Seeing the movie of a beloved book is a little like comparing visual notes with the director. You've already made the movie with an unlimited budget in your imagination and now you're getting to see someone else's interpretation. There was a radio programme I heard last week about how faithful a film adaptation should be and I keep hearing Orson Welles' magisterial voice saying essentially that the original work is simply a point of departure and that your respect for the work should be thrown out of the window. You're making a movie, not just visually painting the incidents already described. This is why Joseph K in Welles' The Trial was guilty as hell (in the Kafka novel, the whole point is that he has no idea why he's charged and no clue what he's done and therefore tacitly innocent). If you've not read the source novel but have read enough about the film to intrigue you then see Life Of Pi with as many narrative surprises intact as you can. I will allude to some of the events but will try to keep this spoiler free.

It's no spoiler if it's in the trailer and so I have no issue with telling you that Pi ends up on a lifeboat with some curious and dangerous animals. You cannot get away with not mentioning the astonishing, eye popping work of the effects team. Lee used about thirty shots of a real tiger in the movie, pointed to them and said to the FX house, Rhythm and Hues, "You have to match that... in 3D!" That said, their work is more than astonishing, it's great art and it is pushing CG into new areas, the most important is the area in which we forget we are seeing a computer rendering and instead embrace Richard Parker as a real, live animal. Wow. Seriously though. Wow.

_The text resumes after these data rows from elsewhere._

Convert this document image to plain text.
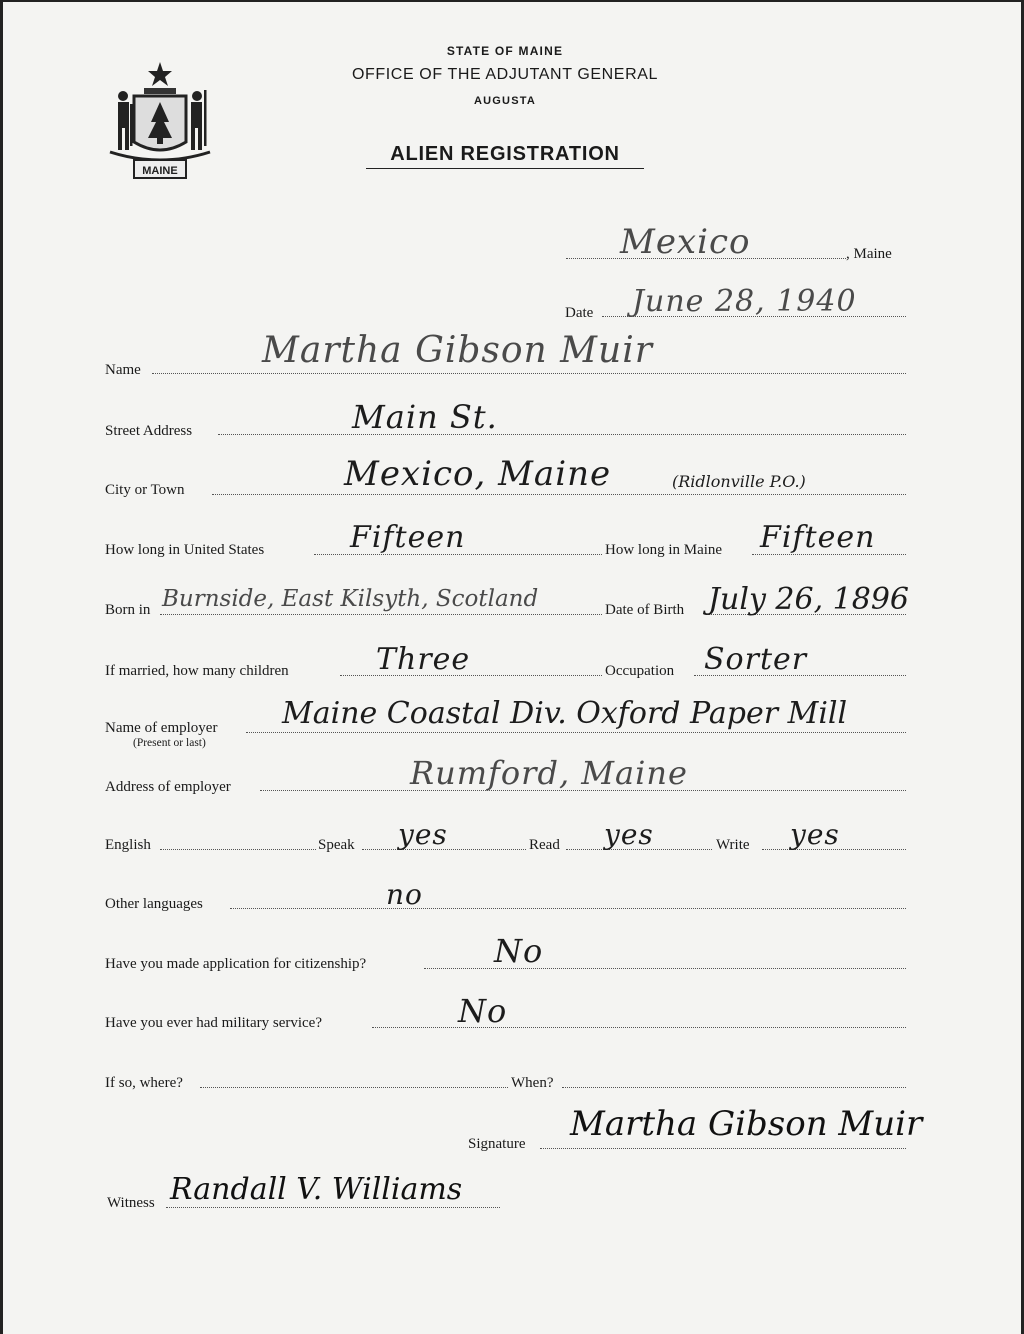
MAINE
STATE OF MAINE
OFFICE OF THE ADJUTANT GENERAL
AUGUSTA
ALIEN REGISTRATION
Mexico	, Maine
Date June 28, 1940
Name	Martha Gibson Muir
Street Address	Main St.
City or Town	Mexico, Maine	(Ridlonville P.O.)
How long in United States	Fifteen	How long in Maine Fifteen
Born in Burnside, East Kilsyth, Scotland	Date of Birth July 26, 1896
If married, how many children	Three	Occupation Sorter
Name of employer
(Present or last)
Maine Coastal Div. Oxford Paper Mill
Address of employer	Rumford, Maine
English	Speak yes	Read yes	Write yes
Other languages	no
Have you made application for citizenship?	No
Have you ever had military service?	No
If so, where?	When?
Signature Martha Gibson Muir
Witness Randall V. Williams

Lee is also on record saying that he didn't want to make the movie in 2D. Note to Lee, the movie works fine in 2D. I guess this is the voice of a director who's always pushing himself and the art he's hoping to make. So right in the middle of the movie comes the set piece of the novel – the flying fish sequence. I'd been looking forward to this and suddenly, bang. Grey lines snap on at the top and bottom of the 1.85:1 frame essentially making it into 2.35:1 cinemascope. The lines aren't black because they are printed on to the film and there are few film stocks that can give you true black (if any at all), the true black of the cinema's own velvet frames. So suddenly when you are most engaged in the drama, a small percentage of the picture is taken away and I found myself asking the dumbest question asked by people none too bright seeing the black matte lines on their TV sets, "Why can't I see all the picture?" I felt cheated and confused and while I should have been thrilled, I sat there with these three thoughts; I have now disengaged with the movie; the movie has forced me to think of technical issues when I should be being thrilled and finally; is there something wrong?

I have no idea what this looks like in 3D (I've had it with the glasses) because the bloody fish were on top of the grey lines (maybe that looked great in 3D) but all it looked like was a mistake and that is why his film school lecturers told him not to do it. I then felt pissed off that I had to re-engage and then bang, we're back in 1.85:1 and I sat there thinking "God, that was Ang Lee's decision to do that. What an ugly misstep in such a beautiful piece of work." So just as I was settling in to the movie, he does it again! This time he turns his 1.85:1 Academy ratio into the almost square 4:3 by snapping thicker grey lines on the right and left of screen. Insane! Lee says "It looks like the book's cover," and I say so fricking what? I'm surprised no one tapped him on the shoulder and said "Mr. Lee, this is plain silly." If you're going to try and get away with it, how about dissolving the matte lines in over a minute of screen time or so. Snap them on and it's like "Wha...?" Or at least warn us going in that the aspect ratio is going to change so we don't think something's wrong when it happens... Or, widen the sides so the screen gets bigger (I saw a film print projected and I think that would be technically impossible).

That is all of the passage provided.